Напевая себе под нос соответствующую случаю легкомысленную мелодию, мужчина выпустил из клетки сову по имени Винд и уже хотел привязать к её лапке тяжелый сверток, как вдруг его взгляд упал на пол совятни. «Даже здесь она теряет свои бумажки», — подумал Малфой, ведь в последнее время Роза действительно разбрасывала свои черновики по всему дому. Он намеревался забрать пергамент и при случае вернуть его рассеянной невестке, но шагнув к нему, увидел, что тот исписан почерком собственного сына.
Печать с пергамента была сорвана, сам он, по-видимому, выронен, а посему мужчина не видел ничего дурного, чтобы взять и прочитать его.
И он прочёл. Один раз, другой, и третий, будто первых двух оказалось мало. Взгляд метался от строки к строке, и мистер Малфой никак не мог взять в толк, что так сильно настораживает его в письме. «Здравствуй Роза»? «Россия»? «Традиции»? «Скоро буду. Скорпиус»?
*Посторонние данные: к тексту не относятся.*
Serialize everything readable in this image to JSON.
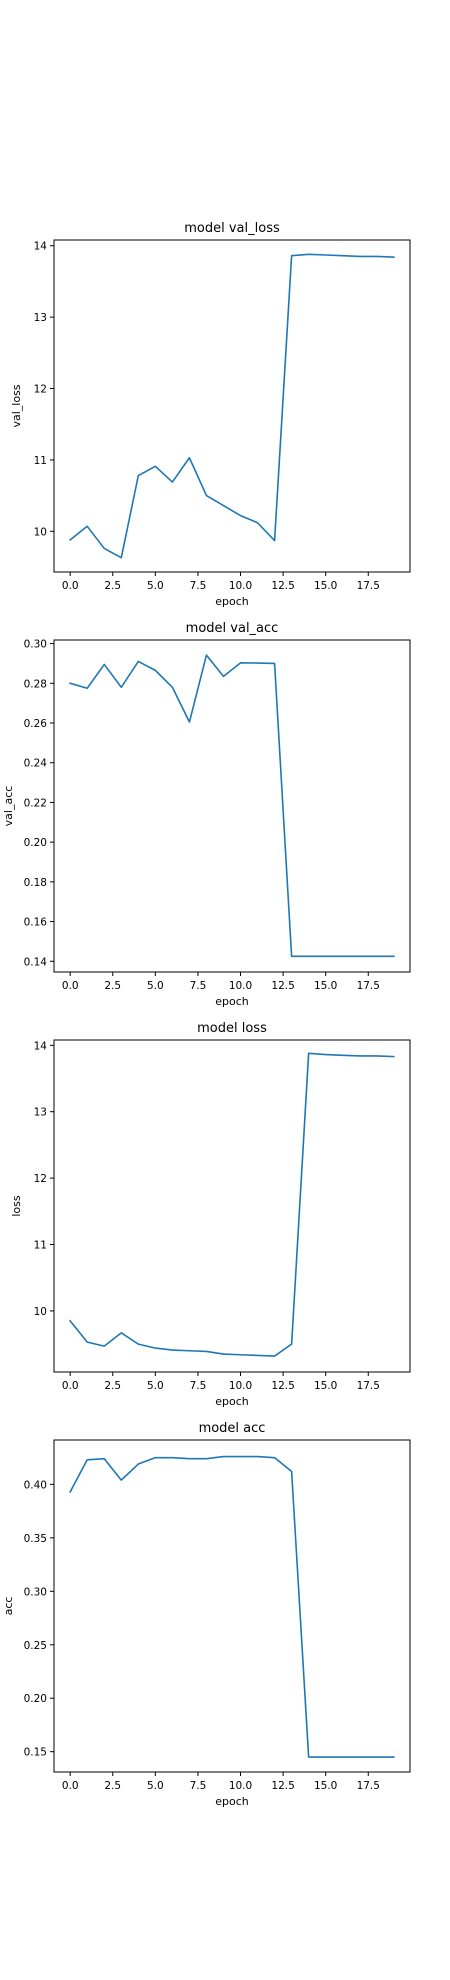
{
  "colors": {
    "series": "#1f77b4",
    "axes": "#000000",
    "background": "#ffffff"
  },
  "chart_data": [
    {
      "type": "line",
      "title": "model val_loss",
      "xlabel": "epoch",
      "ylabel": "val_loss",
      "grid": false,
      "xlim": [
        -0.95,
        19.95
      ],
      "ylim": [
        9.43,
        14.08
      ],
      "xticks": [
        0.0,
        2.5,
        5.0,
        7.5,
        10.0,
        12.5,
        15.0,
        17.5
      ],
      "xtick_labels": [
        "0.0",
        "2.5",
        "5.0",
        "7.5",
        "10.0",
        "12.5",
        "15.0",
        "17.5"
      ],
      "yticks": [
        10,
        11,
        12,
        13,
        14
      ],
      "ytick_labels": [
        "10",
        "11",
        "12",
        "13",
        "14"
      ],
      "series": [
        {
          "x": [
            0,
            1,
            2,
            3,
            4,
            5,
            6,
            7,
            8,
            9,
            10,
            11,
            12,
            13,
            14,
            15,
            16,
            17,
            18,
            19
          ],
          "y": [
            9.88,
            10.07,
            9.76,
            9.63,
            10.78,
            10.91,
            10.69,
            11.03,
            10.5,
            10.36,
            10.22,
            10.12,
            9.87,
            13.86,
            13.88,
            13.87,
            13.86,
            13.85,
            13.85,
            13.84
          ]
        }
      ]
    },
    {
      "type": "line",
      "title": "model val_acc",
      "xlabel": "epoch",
      "ylabel": "val_acc",
      "grid": false,
      "xlim": [
        -0.95,
        19.95
      ],
      "ylim": [
        0.1346,
        0.3018
      ],
      "xticks": [
        0.0,
        2.5,
        5.0,
        7.5,
        10.0,
        12.5,
        15.0,
        17.5
      ],
      "xtick_labels": [
        "0.0",
        "2.5",
        "5.0",
        "7.5",
        "10.0",
        "12.5",
        "15.0",
        "17.5"
      ],
      "yticks": [
        0.14,
        0.16,
        0.18,
        0.2,
        0.22,
        0.24,
        0.26,
        0.28,
        0.3
      ],
      "ytick_labels": [
        "0.14",
        "0.16",
        "0.18",
        "0.20",
        "0.22",
        "0.24",
        "0.26",
        "0.28",
        "0.30"
      ],
      "series": [
        {
          "x": [
            0,
            1,
            2,
            3,
            4,
            5,
            6,
            7,
            8,
            9,
            10,
            11,
            12,
            13,
            14,
            15,
            16,
            17,
            18,
            19
          ],
          "y": [
            0.28,
            0.2775,
            0.2895,
            0.278,
            0.291,
            0.2865,
            0.278,
            0.2605,
            0.2942,
            0.2835,
            0.2903,
            0.2902,
            0.29,
            0.1425,
            0.1425,
            0.1425,
            0.1425,
            0.1425,
            0.1425,
            0.1425
          ]
        }
      ]
    },
    {
      "type": "line",
      "title": "model loss",
      "xlabel": "epoch",
      "ylabel": "loss",
      "grid": false,
      "xlim": [
        -0.95,
        19.95
      ],
      "ylim": [
        9.08,
        14.08
      ],
      "xticks": [
        0.0,
        2.5,
        5.0,
        7.5,
        10.0,
        12.5,
        15.0,
        17.5
      ],
      "xtick_labels": [
        "0.0",
        "2.5",
        "5.0",
        "7.5",
        "10.0",
        "12.5",
        "15.0",
        "17.5"
      ],
      "yticks": [
        10,
        11,
        12,
        13,
        14
      ],
      "ytick_labels": [
        "10",
        "11",
        "12",
        "13",
        "14"
      ],
      "series": [
        {
          "x": [
            0,
            1,
            2,
            3,
            4,
            5,
            6,
            7,
            8,
            9,
            10,
            11,
            12,
            13,
            14,
            15,
            16,
            17,
            18,
            19
          ],
          "y": [
            9.85,
            9.53,
            9.47,
            9.67,
            9.5,
            9.44,
            9.41,
            9.4,
            9.39,
            9.35,
            9.34,
            9.33,
            9.32,
            9.5,
            13.88,
            13.86,
            13.85,
            13.84,
            13.84,
            13.83
          ]
        }
      ]
    },
    {
      "type": "line",
      "title": "model acc",
      "xlabel": "epoch",
      "ylabel": "acc",
      "grid": false,
      "xlim": [
        -0.95,
        19.95
      ],
      "ylim": [
        0.131,
        0.4415
      ],
      "xticks": [
        0.0,
        2.5,
        5.0,
        7.5,
        10.0,
        12.5,
        15.0,
        17.5
      ],
      "xtick_labels": [
        "0.0",
        "2.5",
        "5.0",
        "7.5",
        "10.0",
        "12.5",
        "15.0",
        "17.5"
      ],
      "yticks": [
        0.15,
        0.2,
        0.25,
        0.3,
        0.35,
        0.4
      ],
      "ytick_labels": [
        "0.15",
        "0.20",
        "0.25",
        "0.30",
        "0.35",
        "0.40"
      ],
      "series": [
        {
          "x": [
            0,
            1,
            2,
            3,
            4,
            5,
            6,
            7,
            8,
            9,
            10,
            11,
            12,
            13,
            14,
            15,
            16,
            17,
            18,
            19
          ],
          "y": [
            0.393,
            0.423,
            0.424,
            0.404,
            0.419,
            0.425,
            0.425,
            0.424,
            0.424,
            0.426,
            0.426,
            0.426,
            0.425,
            0.412,
            0.145,
            0.145,
            0.145,
            0.145,
            0.145,
            0.145
          ]
        }
      ]
    }
  ]
}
Ему потребовалось практически выучить это короткое послание наизусть, чтобы понять: оно не содержит всех тех слов, которые влюбленные мужчины пишут своим девушкам, женам, любовницам.
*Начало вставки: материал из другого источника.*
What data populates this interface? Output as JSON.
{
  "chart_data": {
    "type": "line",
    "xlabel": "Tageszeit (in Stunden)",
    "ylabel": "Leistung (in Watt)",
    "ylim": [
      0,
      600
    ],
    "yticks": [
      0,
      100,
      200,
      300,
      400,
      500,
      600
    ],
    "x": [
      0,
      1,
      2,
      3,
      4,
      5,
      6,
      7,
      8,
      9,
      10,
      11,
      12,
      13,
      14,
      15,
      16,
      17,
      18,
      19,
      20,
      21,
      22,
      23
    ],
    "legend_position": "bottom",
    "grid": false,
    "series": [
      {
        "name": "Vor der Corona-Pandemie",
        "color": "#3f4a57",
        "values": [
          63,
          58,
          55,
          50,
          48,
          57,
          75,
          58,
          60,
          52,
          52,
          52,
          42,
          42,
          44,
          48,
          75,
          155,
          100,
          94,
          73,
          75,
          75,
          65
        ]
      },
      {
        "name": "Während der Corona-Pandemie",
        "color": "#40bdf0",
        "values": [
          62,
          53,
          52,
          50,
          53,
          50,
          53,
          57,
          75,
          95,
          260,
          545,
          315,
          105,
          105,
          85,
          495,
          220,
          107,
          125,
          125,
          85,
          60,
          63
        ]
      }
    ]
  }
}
Драко и сам в начале министерской карьеры часто выезжал из дома, и если уж ему не предоставлялась возможность взять жену с собой, он буквально заваливал ее письмами, да так, что совы, переносившие корреспонденцию молодых Малфоев, смотрели на них с недоверием и даже опасливо.
А письма… при воспоминании о том, ЧТО он писал своей Асти, Драко не смог сдержать улыбки, ведь помимо интимных признаний и слов любви, он расписывал каждую минуту жизни без нее, рассказывал, как это сложно. Какие слова содержали послания, не воспроизведет даже поэт. Да и сам Драко теперь на такое вряд ли уже способен.
Письмо Скорпиуса своей жене казалось достойным кисти художника. По нему даже слепой живописец смог бы нарисовать чудесный пейзаж неведомого Хинтерцартена — столь красиво, подробно и поэтично юноша повествовал о неизвестном городе. К пергаменту была прикреплена и открытка: сладкая вата облаков в кобальтовом небе, налитые спелостью травы. И ни одного, даже самого короткого слова нежности.
Не думая о том, что он делает, и как, возможно, дорого это письмо для Розы, Драко мнет послание. Искажается небо на фотографии, трескается краска. Ему снова до бессильной злости жаль. Жаль Розу Малфой.
…
Драко все же отправляет собственное письмо и долго смотрит вслед тяжело летящей сипухе. Ему все еще кажется, что он слышит шорох ее крыльев, хотя птица давно уже скрылась за горизонтом. Кулак его разжимается, и смятый пергамент падает на перепачканный пометом пол. Он наступает на письмо, покидая совятню.
Она возвращается почти поздно, не переходя, однако, той грани, когда приличной, замужней женщине следует вернуться домой, к ужину. Латунные стрелки старинных настенных часов показывают без четверти семь, когда открывается входная дверь, и на пороге возникает Роза.